L'impiegato prendeva i denari di quest'ultimo, che era un grosso uomo panciuto, con un soprabito giallastro e un cappello di feltro giallo, un provinciale evidentemente, e si metteva a contarli. Erano delle carte unte, sporche, ed era anche un sacchetto di piastre, come non se ne vedevano in circolazione, da tempo, monete di Ferdinando secondo di Borbone; era tutto un campionario di carte-valori e di monete d'argento; vagamente, distrattamente contandole, l'impiegato sorrideva. Il provinciale, dietro il quale stava il professore Alessandro de Peruta, seguiva con l'occhio il suo denaro, a ogni moneta a ogni carta, avidamente.

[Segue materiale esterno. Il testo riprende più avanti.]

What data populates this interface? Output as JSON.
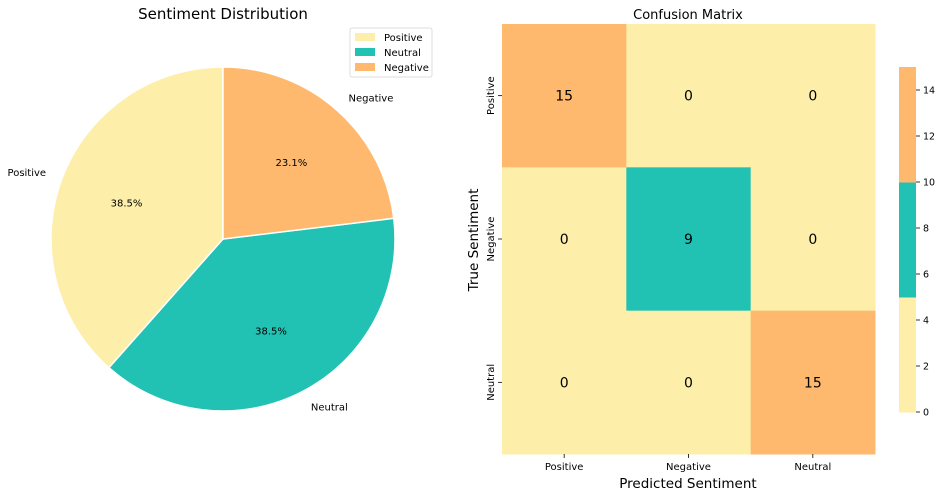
{
  "colors": {
    "positive": "#FDEEAA",
    "neutral": "#21C2B3",
    "negative": "#FEB96E",
    "text": "#000000"
  },
  "chart_data": [
    {
      "type": "pie",
      "title": "Sentiment Distribution",
      "labels": [
        "Positive",
        "Neutral",
        "Negative"
      ],
      "values": [
        15,
        15,
        9
      ],
      "pct_labels": [
        "38.5%",
        "38.5%",
        "23.1%"
      ],
      "colors": [
        "#FDEEAA",
        "#21C2B3",
        "#FEB96E"
      ],
      "start_angle_deg": 90,
      "direction": "counterclockwise",
      "legend": {
        "position": "top-right",
        "entries": [
          "Positive",
          "Neutral",
          "Negative"
        ]
      }
    },
    {
      "type": "heatmap",
      "title": "Confusion Matrix",
      "xlabel": "Predicted Sentiment",
      "ylabel": "True Sentiment",
      "x_categories": [
        "Positive",
        "Negative",
        "Neutral"
      ],
      "y_categories": [
        "Positive",
        "Negative",
        "Neutral"
      ],
      "values": [
        [
          15,
          0,
          0
        ],
        [
          0,
          9,
          0
        ],
        [
          0,
          0,
          15
        ]
      ],
      "colorbar": {
        "range": [
          0,
          15
        ],
        "ticks": [
          "0",
          "2",
          "4",
          "6",
          "8",
          "10",
          "12",
          "14"
        ],
        "bins": [
          {
            "from": 0,
            "to": 5,
            "color": "#FDEEAA"
          },
          {
            "from": 5,
            "to": 10,
            "color": "#21C2B3"
          },
          {
            "from": 10,
            "to": 15,
            "color": "#FEB96E"
          }
        ]
      }
    }
  ]
}
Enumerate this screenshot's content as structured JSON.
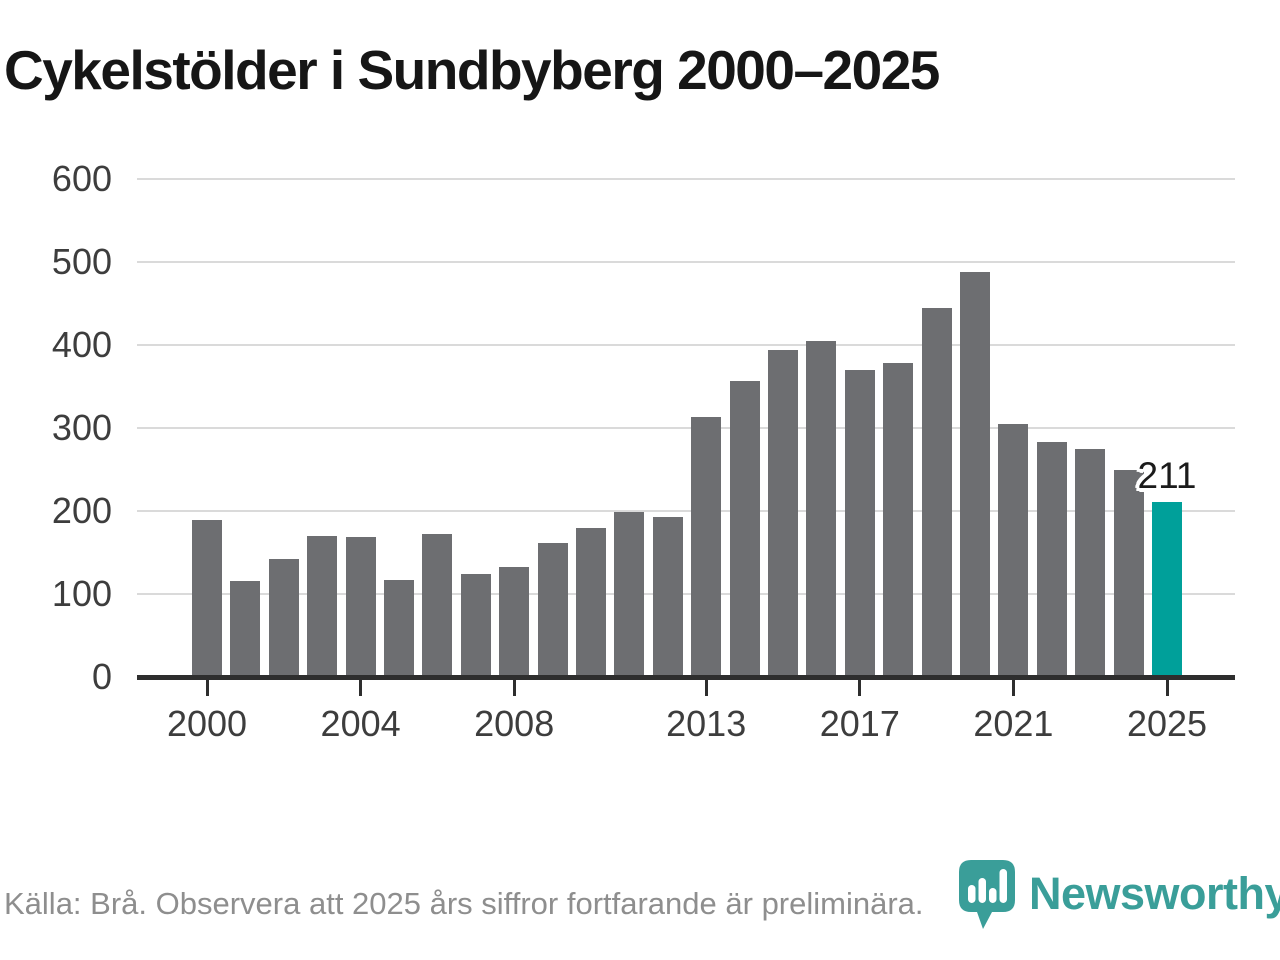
{
  "title": "Cykelstölder i Sundbyberg 2000–2025",
  "footer": {
    "source_note": "Källa: Brå. Observera att 2025 års siffror fortfarande är preliminära."
  },
  "logo": {
    "brand": "Newsworthy"
  },
  "colors": {
    "bar": "#6d6e71",
    "highlight": "#00a09a",
    "gridline": "#dadada",
    "axis": "#2e2e2e",
    "title": "#161616",
    "tick_label": "#3d3d3d",
    "footer_text": "#8e8e8e",
    "logo_teal": "#3a9e99"
  },
  "chart_data": {
    "type": "bar",
    "title": "Cykelstölder i Sundbyberg 2000–2025",
    "xlabel": "",
    "ylabel": "",
    "ylim": [
      0,
      600
    ],
    "y_ticks": [
      0,
      100,
      200,
      300,
      400,
      500,
      600
    ],
    "grid": true,
    "x": [
      2000,
      2001,
      2002,
      2003,
      2004,
      2005,
      2006,
      2007,
      2008,
      2009,
      2010,
      2011,
      2012,
      2013,
      2014,
      2015,
      2016,
      2017,
      2018,
      2019,
      2020,
      2021,
      2022,
      2023,
      2024,
      2025
    ],
    "values": [
      189,
      116,
      142,
      170,
      169,
      117,
      172,
      124,
      133,
      162,
      180,
      199,
      193,
      313,
      357,
      394,
      405,
      370,
      378,
      444,
      488,
      305,
      283,
      275,
      250,
      211
    ],
    "x_tick_years": [
      2000,
      2004,
      2008,
      2013,
      2017,
      2021,
      2025
    ],
    "x_tick_labels": [
      "2000",
      "2004",
      "2008",
      "2013",
      "2017",
      "2021",
      "2025"
    ],
    "highlight_year": 2025,
    "annotation": {
      "year": 2025,
      "text": "211"
    }
  }
}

— Dodicimilasettecento, — disse l'impiegato, cominciando la ricevuta.
Aveva messo da parte il denaro, insieme all'altro già depositato, ed era un grande fascio di carte-valori, e un mucchio di monete, d'oro e d'argento. Evidentemente non avevano, lì, dietro il cancello, neppure un cassetto da riporlo. E a malincuore il provinciale se ne separò definitivamente: se ne andò pian piano, dondolandosi sulla persona grassa, come un'oca troppo gonfia.
— Lire settecento, — disse il professore Alessandro de Peruta, — per Elisabetta e Clorinda Fasulo.
— Elisabetta e Clorinda Fasulo, settecento, — strillò l'impiegato dello sportello.
E mise da parte il denaro, accingendosi a scrivere la ricevuta.
— Non lo contate? — disse il professore colpito.
— Per le piccolo somme, mai — rispose nettamente l'impiegato, il cui anello di brillanti scintillava magnificamente.
Elegantemente staccò la ricevuta e la porse.
— Vi siete ingannato — disse gelidamente il professore — dovete iscrivere trecento lire per Elisabetta Fasulo, e quattrocento per Clorinda Fasulo.
L'impiegato represse un piccolo moto d'impazienza.
— Si può correggere la ricevuta — disse — datemela indietro.
E presa la carta, ci faceva sopra delle aggiunzioni a caratteri minuti.
— Nossignore — osservò il professore — questa non è una ricevuta regolare. Ne dovete fare due, in perfetta regola, per le due depositanti.
— Voi avete tempo da perdere, ma noi no — disse con insolenza il bel giovane.
— Mi duole per voi, ma mi darete due ricevute, come vi avevo detto.
— Non vi sarete bene spiegato — fece l'altro, levando le spalle. — Basta, ve ne farò due.
E sospirando d'impazienza, dopo aver lacerata la prima ricevuta, se ne mise a rifare due, compitando le sillabe dei nomi, per dimostrare la sua noia. Poi le staccò:
— Sta bene?
— Bene.
— E passiamo avanti, signor mio.
— Ma nel libro ci lasciate una dichiarazione di deposito sbagliata? — osservò glacialmente il professore, senz'andarsene.
— Oh si fa presto! — disse il bel giovanotto con grande noncuranza.
Voltò la pagina, e con un gesto rapido lacerò dal dorso la ricevuta sbagliata, facendone una pallottolina.
— Voi lacerate un libro commerciale? — domandò il professore terrorizzato.
— Bè? — chiese l'impiegato, con impertinenza.
— Niente — fece il professore, per andarsene.
Allora l'impiegato cacciò il capo dallo sportello e disse voce chioccia:
— Prego questi signori per cinque o sei minuti di pazienza. Ora ritorno.
Vi fu un mormorio di malcontento. E fu visto da tutti il bel giovanotto spiegare sul tavolino il suo fazzoletto di battista, profumato, dall'orlo trapuntato a giorno, e mettervi dentro, alla rinfusa, tutte le cartevalori, inzeppandole, stringendole, mentre quelle sbucavano da tutti gli angoli.
Gliene caddero tre o quattro per terra, e lui o non se ne accorse, o finse di non accorgersene, andandosene. Intanto, l'altro impiegato, in uno strofinaccio grande ma sporco, riuniva tutte le monete, oro e argento, lasciando quelle di rame, disprezzate, in un cantuccio. I due impiegati scomparvero dietro una porta: parve fossero inghiottiti loro e il tesoro dei depositanti. De Peruta li vide sparire: e se ne andò, disperato per quel denaro scomparso, inabissato, sparito.